关氏大娘子第一个起身去拿纸笔,回坐时还瞪傅琛,“望傅将军言而有信。”
其余女眷也去书写。
贺南嘉暗赞聪明,古女子心思都在夫君、孩郎身上,所写之人必然有他们。
期间还有人问,有没有男女老少的的规定。
傅琛摇头只称是宴席上的人即可。
女眷的心思能有多复杂,着急回家的都懒得去想,稍稍心思多些的便是顾惜,但她没想出所以然来。
女眷写完呈交。傅琛没看就同意人回去。最后,只剩下与王知府交好的魏家两妯娌,殷氏韩氏、魏嫣。
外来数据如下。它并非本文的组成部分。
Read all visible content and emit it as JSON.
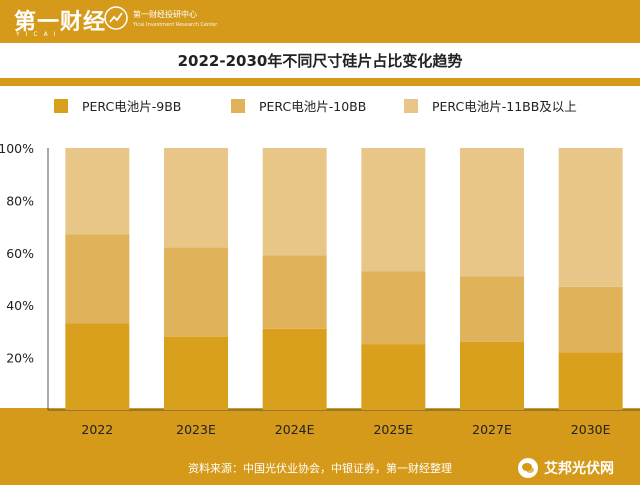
{
  "header": {
    "brand": "第一财经",
    "brand_sub": "YICAI",
    "center_name": "第一财经投研中心",
    "center_sub": "Yicai Investment Research Center"
  },
  "watermark": {
    "text": "艾邦光伏网"
  },
  "colors": {
    "brand": "#d59a1a",
    "series": [
      "#d9a01e",
      "#e0b25a",
      "#e8c688"
    ]
  },
  "chart_data": {
    "type": "bar",
    "stacked": true,
    "title": "2022-2030年不同尺寸硅片占比变化趋势",
    "categories": [
      "2022",
      "2023E",
      "2024E",
      "2025E",
      "2027E",
      "2030E"
    ],
    "series": [
      {
        "name": "PERC电池片-9BB",
        "values": [
          33,
          28,
          31,
          25,
          26,
          22
        ]
      },
      {
        "name": "PERC电池片-10BB",
        "values": [
          34,
          34,
          28,
          28,
          25,
          25
        ]
      },
      {
        "name": "PERC电池片-11BB及以上",
        "values": [
          33,
          38,
          41,
          47,
          49,
          53
        ]
      }
    ],
    "y_ticks": [
      "20%",
      "40%",
      "60%",
      "80%",
      "100%"
    ],
    "ylim": [
      0,
      100
    ],
    "legend_position": "top",
    "source": "资料来源：中国光伏业协会，中银证券，第一财经整理"
  }
}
瞧魏嫣神色伤感忧愁,贺南嘉走去,见纸上名字了然何故。
魏嫣提笔划去,泪滴湿其中一字,墨晕了一圈灰迹,她用帕子拭净,“贺家姐姐见笑了,我见故人名伤情,都忘了她不在,是我不懂事,若是王伯伯见了也要伤心。”
贺南嘉抿唇摇头,手轻轻搭上魏嫣的小肩头安抚。
殷氏、韩氏带着魏嫣与贺南嘉告别,女眷们走干净了。
男宾见了空空如也的临区,心中蠢蠢欲动。
“傅将军,我们呢?”有人带头问,就有后边的人问。
夫人女儿都走了,军师盛关均筹谋深算。
他们显然被盯上了,此人多半就在这人堆里,不出去,岐山的事早晚败漏,他起身作揖:“傅将军,我所知几人爱食核桃酥,写上他们名,是否也能回府?”
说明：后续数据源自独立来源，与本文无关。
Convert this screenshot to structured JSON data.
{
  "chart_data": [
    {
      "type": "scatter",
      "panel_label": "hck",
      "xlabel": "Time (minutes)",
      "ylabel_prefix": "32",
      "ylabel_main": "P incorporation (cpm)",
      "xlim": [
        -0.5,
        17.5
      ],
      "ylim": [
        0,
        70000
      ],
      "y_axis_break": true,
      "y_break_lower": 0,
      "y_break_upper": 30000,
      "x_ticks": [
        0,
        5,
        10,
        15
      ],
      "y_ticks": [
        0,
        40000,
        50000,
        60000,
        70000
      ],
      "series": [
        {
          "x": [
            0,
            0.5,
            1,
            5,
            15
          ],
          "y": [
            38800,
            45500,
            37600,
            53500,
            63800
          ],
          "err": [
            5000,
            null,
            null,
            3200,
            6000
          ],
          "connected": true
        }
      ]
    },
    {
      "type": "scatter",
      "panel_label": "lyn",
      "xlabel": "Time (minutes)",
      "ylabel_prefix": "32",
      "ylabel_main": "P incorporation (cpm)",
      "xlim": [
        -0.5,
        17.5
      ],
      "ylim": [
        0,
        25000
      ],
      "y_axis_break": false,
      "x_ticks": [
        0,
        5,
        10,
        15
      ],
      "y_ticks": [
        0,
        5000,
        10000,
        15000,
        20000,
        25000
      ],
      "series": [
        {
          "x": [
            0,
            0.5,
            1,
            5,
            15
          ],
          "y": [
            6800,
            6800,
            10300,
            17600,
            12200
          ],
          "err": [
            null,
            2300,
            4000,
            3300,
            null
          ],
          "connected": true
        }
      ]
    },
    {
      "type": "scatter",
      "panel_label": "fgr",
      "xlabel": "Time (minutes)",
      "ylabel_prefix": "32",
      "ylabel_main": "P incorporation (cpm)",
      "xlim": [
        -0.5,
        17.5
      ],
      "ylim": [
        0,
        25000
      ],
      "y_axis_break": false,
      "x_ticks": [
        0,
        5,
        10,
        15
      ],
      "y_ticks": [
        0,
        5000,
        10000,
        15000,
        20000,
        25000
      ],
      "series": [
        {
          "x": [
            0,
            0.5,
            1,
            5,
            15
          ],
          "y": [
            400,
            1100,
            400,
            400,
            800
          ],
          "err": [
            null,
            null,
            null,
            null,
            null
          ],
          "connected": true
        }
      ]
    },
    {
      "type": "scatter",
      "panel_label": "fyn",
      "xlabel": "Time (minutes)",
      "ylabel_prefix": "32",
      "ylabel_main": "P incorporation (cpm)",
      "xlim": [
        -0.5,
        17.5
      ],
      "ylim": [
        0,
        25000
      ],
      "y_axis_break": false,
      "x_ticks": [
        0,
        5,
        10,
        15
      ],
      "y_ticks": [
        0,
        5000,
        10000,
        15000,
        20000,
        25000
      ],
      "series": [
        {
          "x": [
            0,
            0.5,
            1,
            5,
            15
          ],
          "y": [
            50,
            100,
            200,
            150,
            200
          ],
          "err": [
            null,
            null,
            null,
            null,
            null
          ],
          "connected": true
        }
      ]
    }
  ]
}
他没这般傻,忽然问核桃酥,定有什么关联,无人知他喜好,这局他是安全的。
大都统顾迭眸光阴戾地瞥了他眼。
老知府赵雍和眸光久视盛关均,绽放无形狼烟。
傅琛骨节修长的手落名单上,眸光流动见他案下的浊物,瞳仁骤紧,意味不明:“军师爱食核桃酥?”
虽是问句,但却肯定。
军事盛关均眸光一暗,莫非是夫人写的?
他扫了眼傅琛手下的名单,想到昨日,晒笑一声:“核桃酥香嫩可口,下官确实爱食,昨日就食了些。”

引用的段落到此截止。